Hand Tools Archive

Re: I'm struggling to figure out...

Whooaaahh. That video is spectacular. You guys have done a really great service bringing this to us - THANK YOU!!! The papers made all these cases extremely well, but I agree that they were more somewhat less easy to work through (Warren will recall when he schooled me for reading it improperly a few years back).

However - David: your post seems to be suggesting that some of the other plane variables that seem to get much more 'discussion time' on the internet are now somehow less important. It almost seems like you see them as shams now. What the video proves is that a chipbreaker/subblade/cap iron CAN mitigate tearout in some instances - nothing more, nothing less.

For those who don't know me, I make infill planes for a living. So I suppose my analysis may be suspect to some, but I'm going to spell out my take on all this as clearly and precisely as I can so my point doesn't get shot down because of my possible biases.

For those uninterested in the long technical stuff to follow - my only point is to say that the video offers no reason at all to suggest that single-blade planes, higher-pitch angles, thicker blades, and premium planes are any less important, or any less of an improvement.
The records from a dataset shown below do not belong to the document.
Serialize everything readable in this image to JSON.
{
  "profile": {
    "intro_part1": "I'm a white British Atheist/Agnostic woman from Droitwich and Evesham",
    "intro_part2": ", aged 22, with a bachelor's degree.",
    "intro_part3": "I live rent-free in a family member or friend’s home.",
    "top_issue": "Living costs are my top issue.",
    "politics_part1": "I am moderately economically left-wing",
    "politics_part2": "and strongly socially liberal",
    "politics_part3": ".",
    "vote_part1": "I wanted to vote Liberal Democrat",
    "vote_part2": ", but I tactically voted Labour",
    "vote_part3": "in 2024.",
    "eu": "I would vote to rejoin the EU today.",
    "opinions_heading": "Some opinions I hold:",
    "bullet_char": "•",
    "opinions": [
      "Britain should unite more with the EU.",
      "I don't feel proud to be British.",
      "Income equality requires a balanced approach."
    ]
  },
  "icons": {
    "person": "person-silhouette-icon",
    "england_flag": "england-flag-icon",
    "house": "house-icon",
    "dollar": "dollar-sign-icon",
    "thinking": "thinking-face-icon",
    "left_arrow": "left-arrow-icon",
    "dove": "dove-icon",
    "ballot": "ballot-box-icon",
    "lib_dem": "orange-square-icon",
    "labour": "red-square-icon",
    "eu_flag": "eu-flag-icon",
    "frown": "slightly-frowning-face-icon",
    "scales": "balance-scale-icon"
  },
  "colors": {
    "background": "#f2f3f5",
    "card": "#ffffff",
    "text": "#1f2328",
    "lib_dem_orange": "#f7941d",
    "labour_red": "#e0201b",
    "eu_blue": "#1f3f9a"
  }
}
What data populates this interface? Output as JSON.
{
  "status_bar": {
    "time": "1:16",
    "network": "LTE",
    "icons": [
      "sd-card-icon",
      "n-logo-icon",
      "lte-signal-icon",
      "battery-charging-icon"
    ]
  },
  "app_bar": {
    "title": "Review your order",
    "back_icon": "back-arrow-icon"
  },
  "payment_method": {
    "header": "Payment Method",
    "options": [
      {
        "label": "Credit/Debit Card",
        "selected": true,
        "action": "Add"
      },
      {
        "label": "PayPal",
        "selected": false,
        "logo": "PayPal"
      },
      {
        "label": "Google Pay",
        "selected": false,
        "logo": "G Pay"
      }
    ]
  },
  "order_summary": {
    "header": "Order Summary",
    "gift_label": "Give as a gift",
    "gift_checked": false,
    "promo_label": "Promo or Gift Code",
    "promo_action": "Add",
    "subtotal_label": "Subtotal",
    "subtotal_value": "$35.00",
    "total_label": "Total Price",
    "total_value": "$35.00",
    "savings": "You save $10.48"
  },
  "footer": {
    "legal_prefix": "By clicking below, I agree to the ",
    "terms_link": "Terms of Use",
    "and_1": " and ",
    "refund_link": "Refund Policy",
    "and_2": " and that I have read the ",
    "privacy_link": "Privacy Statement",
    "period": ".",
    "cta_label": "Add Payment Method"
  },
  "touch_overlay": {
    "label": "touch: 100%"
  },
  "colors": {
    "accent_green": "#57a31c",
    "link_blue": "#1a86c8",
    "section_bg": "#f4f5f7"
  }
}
I'd also like to make a somewhat detailed case for what the pertinent variables ARE, and why they matter.

As I formulate it for myself, there are 3 basic factors at work in a plane: the sharpness of the edge doing the cutting, the rigidity of the edge transport, and the fiber manipulations. What this experiment does exceptionally well is to eliminate all of the variables other than the fiber manipulation due to the chip breaker.

I believe the sharpness was held consistent from test to test - I don't remember the mechanism for this as it's been several years since I read the papers, but I'm sure it was dealt with.

Edge transport - in most planes this is essentially concerned with the relationship between the blade and wood, and the consistency of that relationship (which is the relevant detail) is determined by the rigidity and inflexibility of: the plane sole; the mating of the body (sole) and the frog/bed; the mating of the bed and blade; and finally the blade itself, where the type of steel (or laminations), honing angle, and blade thickness all affect how consistently the edge can hold its position.

The edge transport in this experiment was an extremely rigid machine setup guided by a high tolerance mechanical system with, as near as I can see, an absolute minimum of moving parts and joints. The rigidity matters intensely because if the edge moves or vibrates at all the surface will suffer, and the chances for tearout increase dramatically. But in this video, the variable is totally rendered inert because it is completely consistent throughout all the tests.

The fiber manipulations in most planes are either three or four-fold. First, there is the compression of fibers by the sole. Second, there is the range of free movement of the fibers dicated by the mouth opening - larger mouth equals greater leverage available for tearout. Third is the pitch of the blade, which dictates the initial bend angle the fibers must accomodate, which again affects the leverage for tearout, and also how rigid the fibers are (if unbroken, the wood fibers are much more able to lever for tearout). Finally, in blades with a chip breaking mechanism of any sort - be it the lever cap, a cap iron or subblade, or even (potentially) integral chip breaking in the blade geometry itself.

Again - in the video, there is no 'sole' whatsoever, so no fiber manipulation from that. There is also no mouth opening whatsoever, so that is mitigated as well. Finally, the blade pitch is a constant 30 degrees in every case. The only variable is the cap iron pitch and distance from the edge.

All of which is a very long way of saying that the experiment is extremely well designed to suit its purpose. This is what makes it such an excellent proof. Anyone who thinks that cap irons CANNOT affect tearout should change their thinking after seeing this. There may still be valid reasons for thinking chip breakers are perhaps not a particularly valuable strategy - after all .1-.2mm (~4-8 thou) is a tricky setting to master, especially if one cambers one's blades - but that doesn't undermine the solidity of the proof here that chip breaking can work quite well if done properly.

Again - please, let's don't forget that there is nothing in here that negates the importance of any of the other variables I've mentioned above. Blade pitch is still very much a viable means of dealing with tearout. And rigidity - which is probably the main difference between antique or inexpensive planes and premium ones - is also still extremely effective as a way of dealing with tearout. Finally, the other difference between poor and premium planes is in the fiber manipulations occurring via the sole and the mouth opening. Again - these are still extremely viable as strategic points for reducing tearout.